Gulf crisis reveals air passengers’ rights rules are unfit for purpose
Plane Talk: Middle East aviation shutdown has left millions stranded
Albert Park in Melbourne is normally a tranquil location, except for one weekend a year: this coming Saturday and Sunday, ear defenders are recommended as the F1 Grand Prix reverberates around the southernmost big city in the world.
This year, the Formula One Qatar Airways Australian Grand Prix 2026 – as it is officially known – will be unusual. The teams and the fans will not be able to reach the festival of motorsport in Melbourne on the flights of the main sponsor.
Qatar Airways has planes parked up at airports around the world. “Aircraft on ground” (AOGs) in Australia include an A380 parked up next to a trio of Emirates SuperJumbos at Sydney, and a Boeing 787 in the capital, Canberra. While the chaos in the Gulf is unfolding, these planes are paralysed – along with the plans, hopes and dreams of the passengers who were expecting to fly on them.
Since the airspace of Qatar and much of the rest of the region closed down at the weekend, I have tried to advise as many passengers as possible about their rights.
For the thousands who are booked each day to fly from UK airports to the Qatari capital, Doha, and connect straight to a destination in Asia, Australasia or Africa, the advice is simple. The airline is obliged to find an alternative way to get you to your destination as close to the original timings as possible.
As is inevitable when a substantial chunk of the world’s aviation capacity is suddenly removed, fares have soared while seats have become scarce. The non-stop London Heathrow to Perth this week has been fully booked, with McLaren and Red Bull teams switching to the Qantas flight. But this is the cancelling airline’s problem, not the passenger’s.
A number of readers have contacted me to say that Qatar Airways has declined to switch them to other carriers from the UK to destinations beyond Doha; I have contacted the carrier to ask for an explanation. Meanwhile, travellers can book on an alternative airline and send the Qatari carrier the bill. Visitors to the UK who are waiting to fly home via the Gulf are being accommodated in hotels, with meals provided by the airline.
Yet for British passengers who had already flown to the eastern and southern hemisphere, and have been hoping to fly back this week, the picture is very different. Non-European airlines have no obligation to provide customer care for flights that originate outside the EU and UK.
This week, I have met many British travellers in Australia whose last few days of the trip have been consumed by trying to rearrange their travel plans.

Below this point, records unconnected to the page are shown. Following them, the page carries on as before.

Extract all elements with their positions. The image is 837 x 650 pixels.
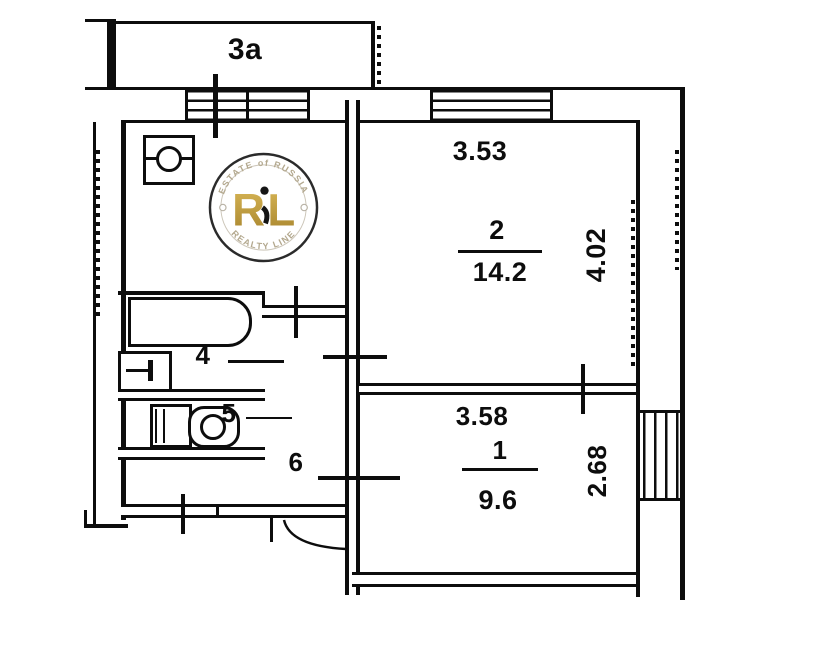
room1-door-line [318, 476, 400, 480]
entrance-door-arc [276, 514, 350, 554]
room2-depth-dim: 4.02 [567, 223, 627, 287]
balcony-right-hatch [377, 26, 381, 86]
floor-plan-canvas: 3а 3.53 2 14.2 [0, 0, 837, 650]
toilet-tank-icon [150, 404, 192, 448]
room2-area: 14.2 [445, 258, 555, 288]
hallway-number: 6 [278, 448, 314, 477]
room2-number: 2 [467, 216, 527, 246]
bathroom-dash [228, 360, 284, 363]
hall-divider-tick [216, 504, 219, 518]
logo-left-dot [220, 204, 226, 210]
room2-door-line [323, 355, 387, 359]
right-outer-hatch [675, 150, 679, 270]
balcony-door-line [213, 74, 218, 138]
kitchen-bottom-wall [262, 305, 345, 318]
entrance-door-stub [270, 517, 273, 542]
kitchen-window-divider [246, 90, 249, 122]
toilet-dash [246, 417, 292, 419]
logo-right-dot [301, 204, 307, 210]
room2-window [430, 90, 553, 122]
bathtub-icon [128, 297, 252, 347]
wash-sink-t-horizontal [126, 369, 150, 372]
hall-door-tick [181, 494, 185, 534]
toilet-tank-hatch [155, 409, 171, 443]
realty-logo: ESTATE of RUSSIA REALTY LINE R L [206, 150, 321, 265]
balcony-left-wall [107, 19, 116, 90]
room1-depth-dim: 2.68 [567, 440, 627, 502]
wall-right-outer [680, 88, 685, 600]
wall-top-outer [85, 87, 685, 90]
wall-bottom-left [84, 524, 128, 528]
bathroom-number: 4 [186, 341, 220, 370]
room1-width-dim: 3.58 [432, 402, 532, 431]
wall-inner-left [121, 122, 126, 520]
wall-main-top [121, 120, 640, 123]
room2-width-dim: 3.53 [430, 137, 530, 167]
room1-fraction-line [462, 468, 538, 471]
toilet-bottom-wall [118, 447, 265, 460]
right-window-cap-bottom [640, 498, 683, 501]
right-side-window [643, 412, 680, 500]
logo-monogram-r: R [232, 184, 265, 235]
room2-fraction-line [458, 250, 542, 253]
room1-bottom-window [352, 572, 636, 587]
rooms-right-hatch [631, 200, 635, 370]
rooms-divider-door-tick [581, 364, 585, 414]
room1-number: 1 [470, 436, 530, 465]
kitchen-sink-drain [156, 146, 182, 172]
logo-monogram-l: L [267, 184, 295, 235]
wall-bottom-left-stub [84, 510, 87, 528]
left-outer-hatch [96, 150, 100, 320]
wall-rooms-divider [359, 383, 636, 395]
bathroom-top-wall [118, 291, 265, 295]
right-window-cap-top [640, 410, 683, 413]
balcony-label: 3а [210, 33, 280, 66]
wall-rooms-right [636, 122, 640, 597]
wash-sink-t-vertical [148, 360, 153, 381]
toilet-number: 5 [213, 399, 245, 428]
logo-center-dot [260, 186, 268, 194]
room1-area: 9.6 [448, 486, 548, 516]
kitchen-door-tick [294, 286, 298, 338]
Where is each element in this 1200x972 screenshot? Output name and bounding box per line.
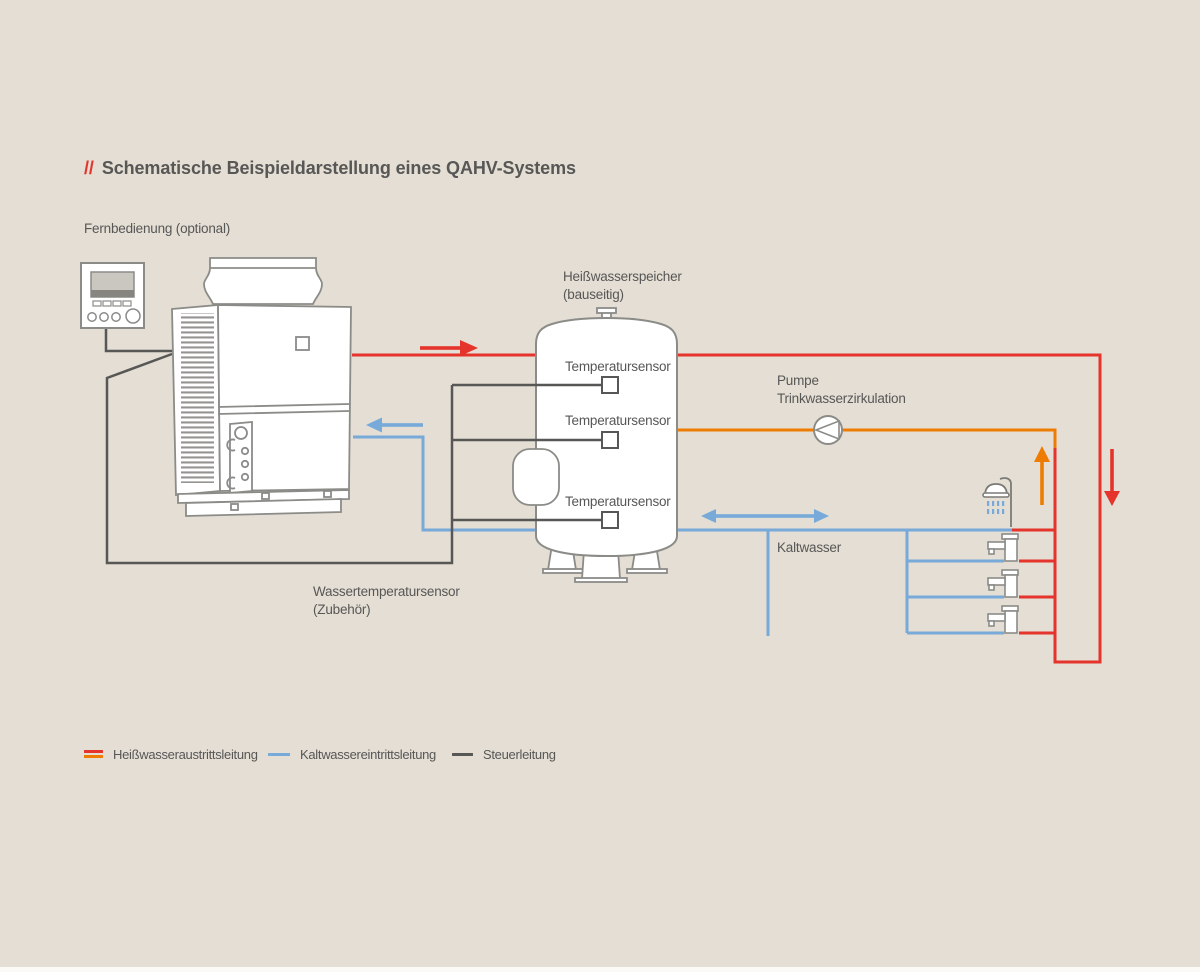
legend-item-control: Steuerleitung xyxy=(452,744,556,764)
label-temperature-sensor-1: Temperatursensor xyxy=(565,358,671,376)
faucet-icon xyxy=(988,570,1018,597)
label-pump-line2: Trinkwasserzirkulation xyxy=(777,390,906,408)
diagram-svg xyxy=(0,0,1200,972)
legend-label-control: Steuerleitung xyxy=(483,747,556,762)
legend-swatch-control xyxy=(452,753,473,756)
label-pump: Pumpe Trinkwasserzirkulation xyxy=(777,372,906,408)
label-temperature-sensor-2: Temperatursensor xyxy=(565,412,671,430)
legend-swatch-cold-water xyxy=(268,753,290,756)
label-tank-line2: (bauseitig) xyxy=(563,286,682,304)
unit-label-plate xyxy=(296,337,309,350)
bottom-edge xyxy=(0,967,1200,972)
temperature-sensor-square xyxy=(602,432,618,448)
flow-arrow-down xyxy=(1104,449,1120,506)
label-temperature-sensor-3: Temperatursensor xyxy=(565,493,671,511)
title-text: Schematische Beispieldarstellung eines Q… xyxy=(102,158,576,178)
label-remote-control: Fernbedienung (optional) xyxy=(84,220,230,238)
label-tank-line1: Heißwasserspeicher xyxy=(563,268,682,286)
flow-arrow-double xyxy=(701,509,829,523)
unit-base-skirt xyxy=(186,499,341,516)
pump-icon xyxy=(814,416,842,444)
storage-tank xyxy=(513,308,677,582)
faucet-icon xyxy=(988,534,1018,561)
faucet-icon xyxy=(988,606,1018,633)
label-water-temperature-sensor-line1: Wassertemperatursensor xyxy=(313,583,460,601)
legend-item-hot-water: Heißwasseraustrittsleitung xyxy=(84,744,258,764)
legend-label-hot-water: Heißwasseraustrittsleitung xyxy=(113,747,258,762)
temperature-sensor-square xyxy=(602,512,618,528)
title-slashes: // xyxy=(84,158,94,178)
shower-spray xyxy=(987,501,1004,514)
label-tank: Heißwasserspeicher (bauseitig) xyxy=(563,268,682,304)
fan-shroud xyxy=(204,258,322,304)
page-title: //Schematische Beispieldarstellung eines… xyxy=(84,158,576,179)
temperature-sensor-square xyxy=(602,377,618,393)
legend-item-cold-water: Kaltwassereintrittsleitung xyxy=(268,744,436,764)
flow-arrow-up xyxy=(1034,446,1050,505)
label-cold-water: Kaltwasser xyxy=(777,539,841,557)
label-water-temperature-sensor: Wassertemperatursensor (Zubehör) xyxy=(313,583,460,619)
remote-cable xyxy=(106,328,172,351)
flow-arrow-left xyxy=(366,418,423,433)
shower-icon xyxy=(983,478,1011,527)
tank-manhole xyxy=(513,449,559,505)
schematic-page: //Schematische Beispieldarstellung eines… xyxy=(0,0,1200,972)
legend-swatch-hot-water xyxy=(84,750,103,758)
label-pump-line1: Pumpe xyxy=(777,372,906,390)
unit-louvers xyxy=(181,313,214,483)
heat-pump-unit xyxy=(172,258,351,516)
label-water-temperature-sensor-line2: (Zubehör) xyxy=(313,601,460,619)
circulation-pipe xyxy=(676,430,1055,448)
legend-label-cold-water: Kaltwassereintrittsleitung xyxy=(300,747,436,762)
remote-control xyxy=(81,263,144,328)
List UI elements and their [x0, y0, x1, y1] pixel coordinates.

One couple – farmers from Leicestershire – spent almost £10,000 on tickets from Sydney via San Francisco to London.
Passengers have also been racking up hotel bills at an alarming rate. So far – except for travellers in the scary position of staying in hotels in Abu Dhabi and Dubai, where the UAE government is picking up the bill – there is little indication that the airlines are intending to reimburse passengers. They may yet do so, and I urge anyone stranded to keep meticulous receipts in the hope that the airline will agree to meet out-of-pocket expenses.
Standard travel insurance policies are unlikely to help. The Gulf airspace shutdown has revealed the, er, gulf between where air passengers’ rights rules end and travel cover begins.
Surely if holidaymakers have inadvertently been caught up in severe disruption of this nature, somebody should pick up the bill? That is the essence of European air passengers’ rights rules, which have just celebrated their 21st birthday. But one of the many flaws in the “261” legislation is the inherent lopsidedness.
The entitlements apply to all flights leaving the UK and EU, but for those coming back from outside Europe, the requirements for care (and sometimes compensation) apply only to British and European airlines. Lots of passengers, understandably, have trouble getting their heads around this. Same plane, same ticket, same distance, but if your ticket shows you are flying home rather than away, you lose the gold-plated consumer protection in the event of disruption.
It is time to remove this loophole. I am not suggesting that it should apply to a rather wayward trip like my current adventure, involving a succession of individual bookings on Turkish, Chinese, Australian, Indonesian and Malaysian carriers. If things fall apart, it’s on me.
But British passengers who book a simple return ticket from the UK on Qatar Airways, or any other foreign airline, deserve the same protection in either direction. As they say in Melbourne this weekend: let’s make some noise.